While the answer will be different for everyone, many individuals with spinal cord injuries can return to their favorite sports. Even if you have residual weakness or coordination problems, getting back into sports can be a great way to promote a healthy lifestyle and prevent negative secondary complications of spinal cord injury such as:
Being involved in sports can increase your sense of belonging, improve your mood, strengthen the muscles, and promote a healthy, active lifestyle.
However, individuals must make sure that they have recovered enough to return to sports. Make sure to speak with your medical team and rehabilitation specialists to determine when the best time is to play sports again.
In cases where your mobility is too limited to return to your favorite sport, participating in adaptive sports is an excellent alternative.
Adaptive Sports for Individuals with Spinal Cord Injury
If you have limited mobility as a result of spinal cord injury, consider looking into adaptive sports programs which allows nearly all sports to be adapted for individuals with motor impairments.
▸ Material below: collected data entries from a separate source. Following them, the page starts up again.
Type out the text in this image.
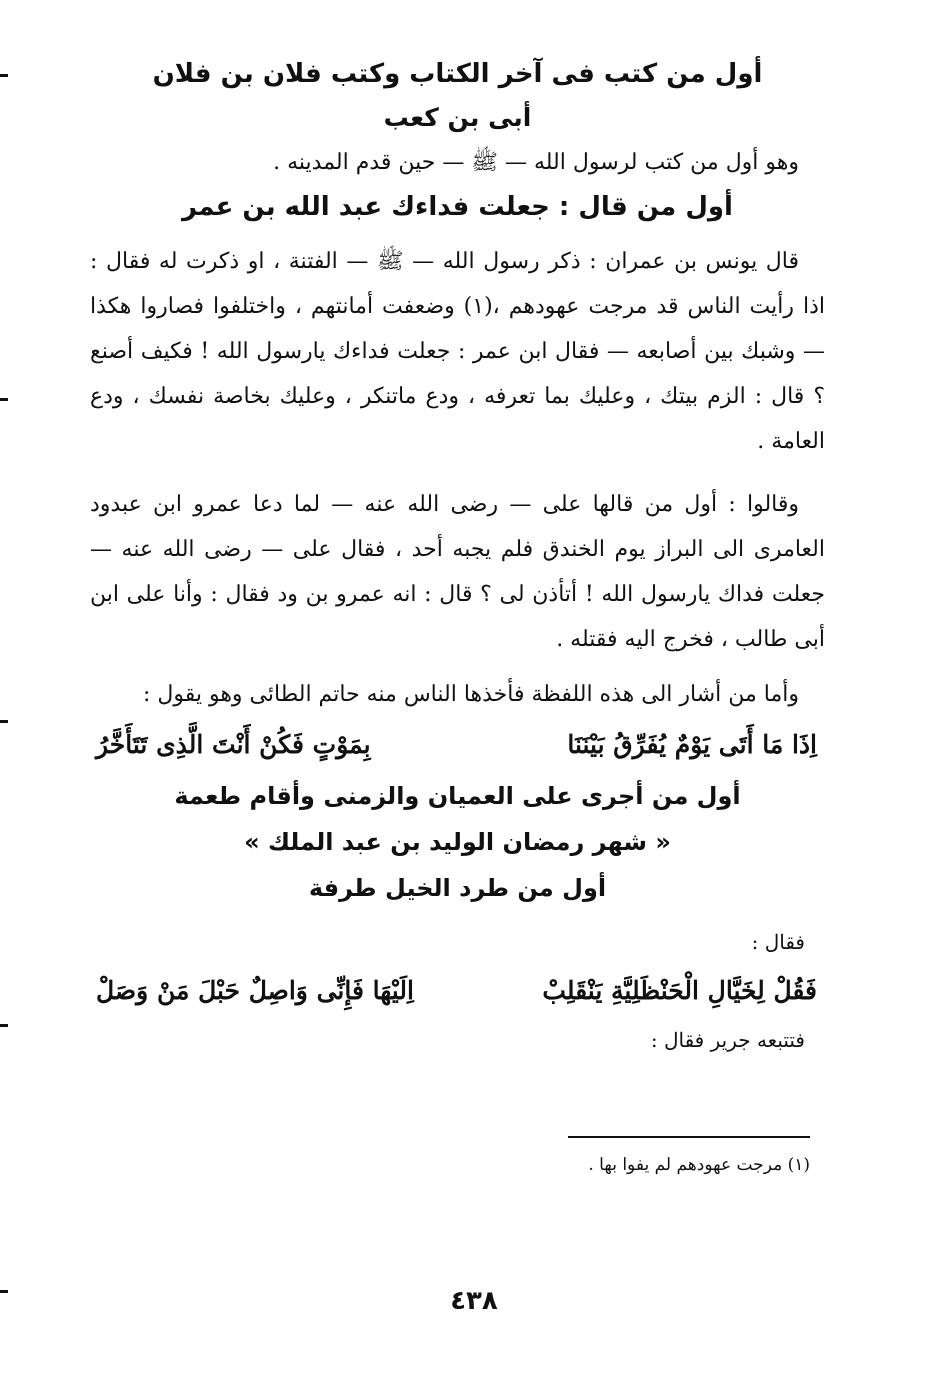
أول من كتب فى آخر الكتاب وكتب فلان بن فلان

أبى بن كعب

وهو أول من كتب لرسول الله — ﷺ — حين قدم المدينه .

أول من قال : جعلت فداءك عبد الله بن عمر

قال يونس بن عمران : ذكر رسول الله — ﷺ — الفتنة ، او ذكرت له فقال : اذا رأيت الناس قد مرجت عهودهم ،(١) وضعفت أمانتهم ، واختلفوا فصاروا هكذا — وشبك بين أصابعه — فقال ابن عمر : جعلت فداءك يارسول الله ! فكيف أصنع ؟ قال : الزم بيتك ، وعليك بما تعرفه ، ودع ماتنكر ، وعليك بخاصة نفسك ، ودع العامة .

وقالوا : أول من قالها على — رضى الله عنه — لما دعا عمرو ابن عبدود العامرى الى البراز يوم الخندق فلم يجبه أحد ، فقال على — رضى الله عنه — جعلت فداك يارسول الله ! أتأذن لى ؟ قال : انه عمرو بن ود فقال : وأنا على ابن أبى طالب ، فخرج اليه فقتله .

وأما من أشار الى هذه اللفظة فأخذها الناس منه حاتم الطائى وهو يقول :

اِذَا مَا أَتَى يَوْمٌ يُفَرِّقُ بَيْنَنَا
بِمَوْتٍ فَكُنْ أَنْتَ الَّذِى تَتَأَخَّرُ

أول من أجرى على العميان والزمنى وأقام طعمة

« شهر رمضان الوليد بن عبد الملك »

أول من طرد الخيل طرفة

فقال :

فَقُلْ لِخَيَّالِ الْحَنْظَلِيَّةِ يَنْقَلِبْ
اِلَيْهَا فَإِنِّى وَاصِلٌ حَبْلَ مَنْ وَصَلْ

فتتبعه جرير فقال :

(١) مرجت عهودهم لم يفوا بها .
٤٣٨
Adaptive sports programs are all about inclusion. They make sure that individuals with disabilities like SCI have the accommodations necessary to participate in sports. For example, you may learn how to play your favorite sports from a wheelchair or utilize adaptive techniques to compensate for limited mobility.
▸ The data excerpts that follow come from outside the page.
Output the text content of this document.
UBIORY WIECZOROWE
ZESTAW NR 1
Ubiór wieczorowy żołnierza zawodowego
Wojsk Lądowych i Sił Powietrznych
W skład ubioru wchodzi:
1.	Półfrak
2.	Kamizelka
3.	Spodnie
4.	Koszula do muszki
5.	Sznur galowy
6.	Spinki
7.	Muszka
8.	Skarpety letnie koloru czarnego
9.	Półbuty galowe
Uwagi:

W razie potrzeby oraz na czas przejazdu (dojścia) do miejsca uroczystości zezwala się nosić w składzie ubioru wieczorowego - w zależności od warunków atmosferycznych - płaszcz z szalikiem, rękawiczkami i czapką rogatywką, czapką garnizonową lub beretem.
Participating in adaptive sports is also a great opportunity to meet other individuals with spinal cord injuries and share experiences.
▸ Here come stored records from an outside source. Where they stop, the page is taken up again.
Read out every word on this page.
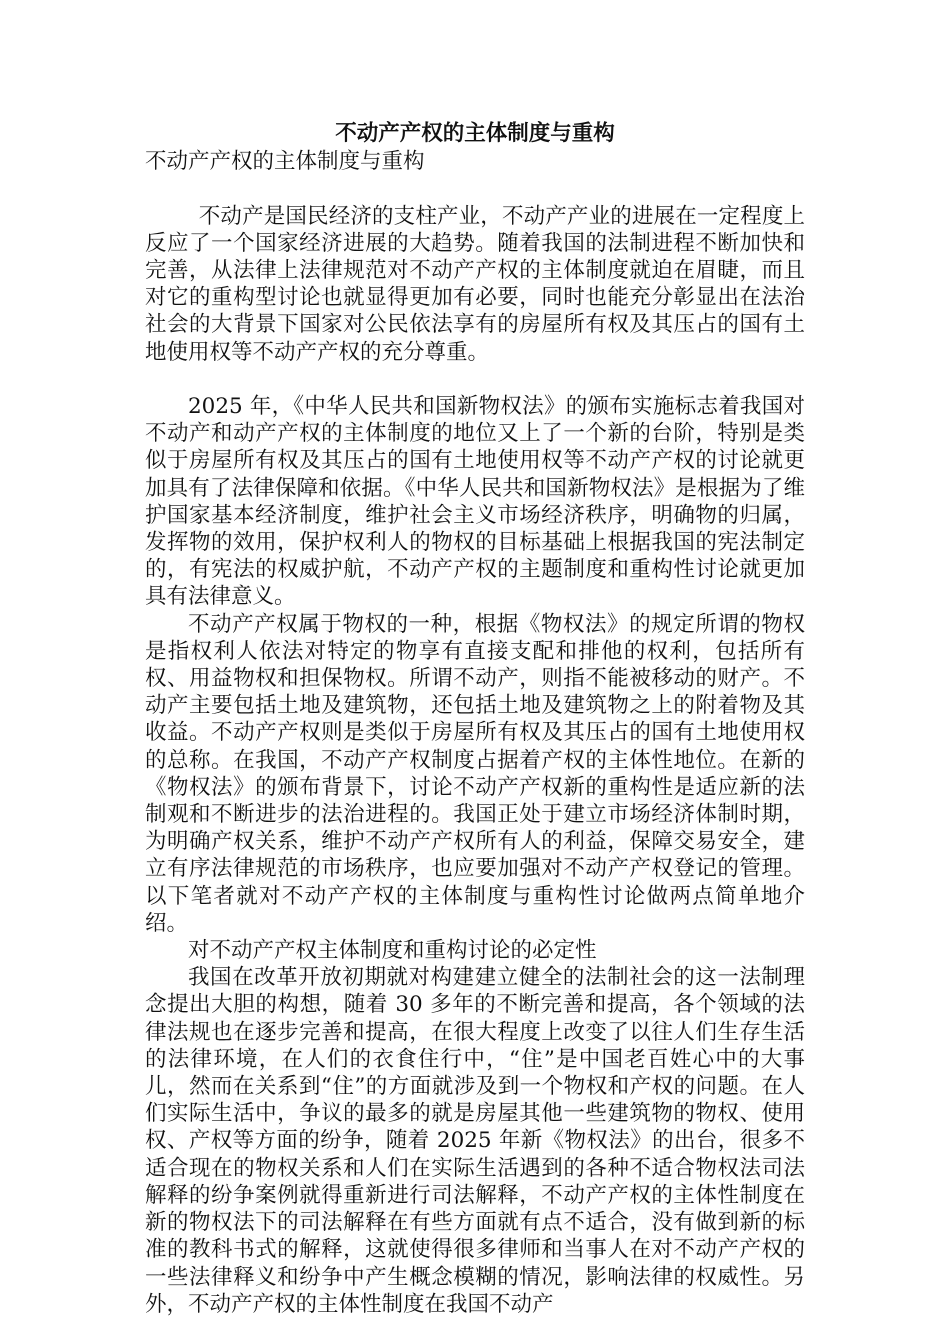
不动产产权的主体制度与重构
不动产产权的主体制度与重构

不动产是国民经济的支柱产业，不动产产业的进展在一定程度上反应了一个国家经济进展的大趋势。随着我国的法制进程不断加快和完善，从法律上法律规范对不动产产权的主体制度就迫在眉睫，而且对它的重构型讨论也就显得更加有必要，同时也能充分彰显出在法治社会的大背景下国家对公民依法享有的房屋所有权及其压占的国有土地使用权等不动产产权的充分尊重。

2025 年，《中华人民共和国新物权法》的颁布实施标志着我国对不动产和动产产权的主体制度的地位又上了一个新的台阶，特别是类似于房屋所有权及其压占的国有土地使用权等不动产产权的讨论就更加具有了法律保障和依据。《中华人民共和国新物权法》是根据为了维护国家基本经济制度，维护社会主义市场经济秩序，明确物的归属，发挥物的效用，保护权利人的物权的目标基础上根据我国的宪法制定的，有宪法的权威护航，不动产产权的主题制度和重构性讨论就更加具有法律意义。

不动产产权属于物权的一种，根据《物权法》的规定所谓的物权是指权利人依法对特定的物享有直接支配和排他的权利，包括所有权、用益物权和担保物权。所谓不动产，则指不能被移动的财产。不动产主要包括土地及建筑物，还包括土地及建筑物之上的附着物及其收益。不动产产权则是类似于房屋所有权及其压占的国有土地使用权的总称。在我国，不动产产权制度占据着产权的主体性地位。在新的《物权法》的颁布背景下，讨论不动产产权新的重构性是适应新的法制观和不断进步的法治进程的。我国正处于建立市场经济体制时期，为明确产权关系，维护不动产产权所有人的利益，保障交易安全，建立有序法律规范的市场秩序，也应要加强对不动产产权登记的管理。以下笔者就对不动产产权的主体制度与重构性讨论做两点简单地介绍。

对不动产产权主体制度和重构讨论的必定性

我国在改革开放初期就对构建建立健全的法制社会的这一法制理念提出大胆的构想，随着 30 多年的不断完善和提高，各个领域的法律法规也在逐步完善和提高，在很大程度上改变了以往人们生存生活的法律环境，在人们的衣食住行中，“住”是中国老百姓心中的大事儿，然而在关系到“住”的方面就涉及到一个物权和产权的问题。在人们实际生活中，争议的最多的就是房屋其他一些建筑物的物权、使用权、产权等方面的纷争，随着 2025 年新《物权法》的出台，很多不适合现在的物权关系和人们在实际生活遇到的各种不适合物权法司法解释的纷争案例就得重新进行司法解释，不动产产权的主体性制度在新的物权法下的司法解释在有些方面就有点不适合，没有做到新的标准的教科书式的解释，这就使得很多律师和当事人在对不动产产权的一些法律释义和纷争中产生概念模糊的情况，影响法律的权威性。另外，不动产产权的主体性制度在我国不动产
To help you stay motivated during your recovery journey, the next section will share how Hayden sustained a spinal cord injury playing football and how he recovered his mobility.
SCI Recovery Story: Regaining Mobility After a Football Game Gone Wrong
After being tackled in a football game, Hayden was instantly paralyzed from his shoulders down due to a C4 spinal cord injury.
His surgeon explains how “only about 5% of patients in his situation when we saw him walk again.”
After intensive rehabilitation, Hayden was able to gradually transition from a power wheelchair to a manual wheelchair, to a walker, to crutches, to independent walking!
Nearly 3.5 months after his SCI, Hayden was able to walk up the stairs and out of his rehab center. Although all odds were against him, Hayden continued to work hard on his rehabilitation and was able to walk again!
Spinal Cord Injury and Sports: Key Points
High contact sports are a major cause of spinal cord injury. Fortunately, depending on the severity and location of the injury, individuals may be able to recover their mobility and return to their favorite sports.
Participating in sports is a great way to be active, socialize, and develop healthy habits after an SCI. Even if your mobility is significantly limited, you may still be able to participate in adaptive sports programs. If you’re interested in participating in sports again, make sure to get clearance from your medical team first.